Artio, Merisana, Dolasilla und Noreia – dies sind die Namen der vier Göttinnen, die uns ab November 2025 Monat für Monat inspiriert und begleitet haben.
Die Symbole und die Beschreibungen der Autorin Thea Unteregger tragen eine besondere Weisheit und Tiefe – das ist meine Erfahrung. Aus einem gemeinsamen Symbol als verbindendem Element für die kreative Reise fliesst der Prozess weiter in die farbige, bildnerische Vielfalt, in den ganz individuellen kreativen Ausdruck, der aus dem Lebensweg der Teilnehmerinnen entsteht. Das eröffnet eine persönliche, intuitive Auseinandersetzung mit eigenen und universellen Themen.

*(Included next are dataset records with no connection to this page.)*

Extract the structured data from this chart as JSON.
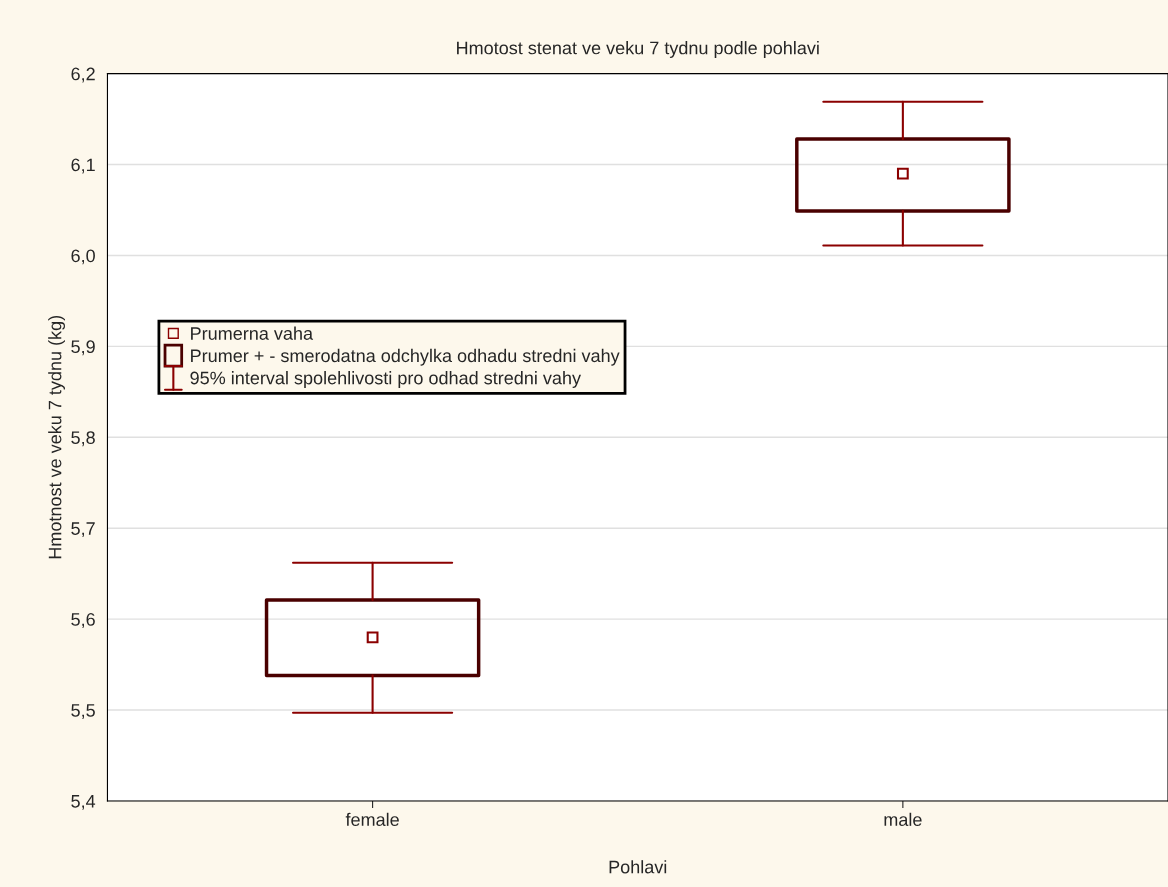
{
  "chart_data": {
    "type": "box",
    "title": "Hmotost stenat ve veku 7 tydnu podle pohlavi",
    "xlabel": "Pohlavi",
    "ylabel": "Hmotnost ve veku 7 tydnu (kg)",
    "categories": [
      "female",
      "male"
    ],
    "boxes": [
      {
        "low": 5.497,
        "q1": 5.538,
        "q3": 5.621,
        "high": 5.662,
        "mean": 5.58
      },
      {
        "low": 6.011,
        "q1": 6.049,
        "q3": 6.128,
        "high": 6.169,
        "mean": 6.09
      }
    ],
    "color": "#4a0000",
    "ylim": [
      5.4,
      6.2
    ],
    "yticks": [
      {
        "value": 5.4,
        "label": "5,4"
      },
      {
        "value": 5.5,
        "label": "5,5"
      },
      {
        "value": 5.6,
        "label": "5,6"
      },
      {
        "value": 5.7,
        "label": "5,7"
      },
      {
        "value": 5.8,
        "label": "5,8"
      },
      {
        "value": 5.9,
        "label": "5,9"
      },
      {
        "value": 6.0,
        "label": "6,0"
      },
      {
        "value": 6.1,
        "label": "6,1"
      },
      {
        "value": 6.2,
        "label": "6,2"
      }
    ],
    "grid": "y",
    "marker": "square",
    "annotations": [
      "Prumerna vaha",
      "Prumer + - smerodatna odchylka odhadu stredni vahy",
      "95% interval spolehlivosti pro odhad stredni vahy"
    ]
  }
}
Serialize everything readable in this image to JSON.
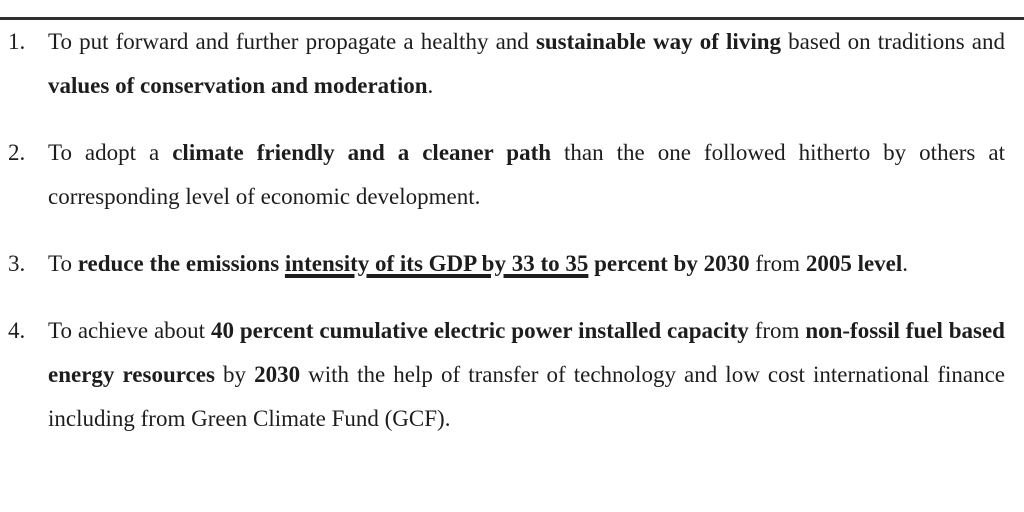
{
  "page": {
    "colors": {
      "bg": "#ffffff",
      "text": "#1d1d1d",
      "rule": "#303030"
    }
  },
  "goals": {
    "items": [
      {
        "number": "1.",
        "segments": [
          {
            "text": "To put forward and further propagate a healthy and ",
            "bold": false
          },
          {
            "text": "sustainable way of living",
            "bold": true
          },
          {
            "text": " based on traditions and ",
            "bold": false
          },
          {
            "text": "values of conservation and moderation",
            "bold": true
          },
          {
            "text": ".",
            "bold": false
          }
        ]
      },
      {
        "number": "2.",
        "segments": [
          {
            "text": "To adopt a ",
            "bold": false
          },
          {
            "text": "climate friendly and a cleaner path",
            "bold": true
          },
          {
            "text": " than the one followed hitherto by others at corresponding level of economic development.",
            "bold": false
          }
        ]
      },
      {
        "number": "3.",
        "segments": [
          {
            "text": "To ",
            "bold": false
          },
          {
            "text": "reduce the emissions ",
            "bold": true
          },
          {
            "text": "intensity of its GDP by 33 to 35",
            "bold": true,
            "underline": true
          },
          {
            "text": " percent by 2030",
            "bold": true
          },
          {
            "text": " from ",
            "bold": false
          },
          {
            "text": "2005 level",
            "bold": true
          },
          {
            "text": ".",
            "bold": false
          }
        ]
      },
      {
        "number": "4.",
        "segments": [
          {
            "text": "To achieve about ",
            "bold": false
          },
          {
            "text": "40 percent cumulative electric power installed capacity",
            "bold": true
          },
          {
            "text": " from ",
            "bold": false
          },
          {
            "text": "non-fossil fuel based energy resources",
            "bold": true
          },
          {
            "text": " by ",
            "bold": false
          },
          {
            "text": "2030",
            "bold": true
          },
          {
            "text": " with the help of transfer of technology and low cost international finance including from Green Climate Fund (GCF).",
            "bold": false
          }
        ]
      }
    ]
  }
}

Geborgenheit, Kraft, Schöpfung, Leichtigkeit, Natur, Energie, Freude … – das sind einige der Wörter, die am Schluss des Malprozesses ausgedrückt wurden. Natürlich gehört auch immer wieder ein tastendes Suchen und ein Ringen mit Selbstkritik dazu. Doch hier wirkte die Gruppe oft unterstützend und ausgleichend. Denn häufig würdigen die anderen in unseren Bildern die Schönheit und die spannenden Überraschungen, die uns selbst entgehen.
Was mir an diesen Abenden gefallen hat? Alles!
Zeit für Kreativität und Seele, für Austausch auf einer tieferen Ebene. Zeit für Wachstum und liebevolle Blicke. Dolasilla sagte uns: „Vertraue deiner Intuition, sei ist authentisch!“ Noreia flüsterte dazu: „Vergesst nicht: Zusammen ist es oft einfacher. Bringt eure Schätze ans Licht und setzt sie für das gemeinsame Wohl ein!“
Die Göttin hat tausende Gesichter und Namen. Obwohl uralt, erfindet sie sich immer wieder neu. Sie ist die Quelle des Lebens, unendliche Schöpferkraft, und begegnet uns sowohl individuell als auch universell. Einen Ausdruck davon erleben wir in unseren intuitiven Bildern – den Bildern, die Woche für Woche, Jahr für Jahr im Atelier entstehen.
Mein Dank geht an alle Teilnehmerinnen, die diese inspirierenden und seelennährenden Abende ermöglicht haben.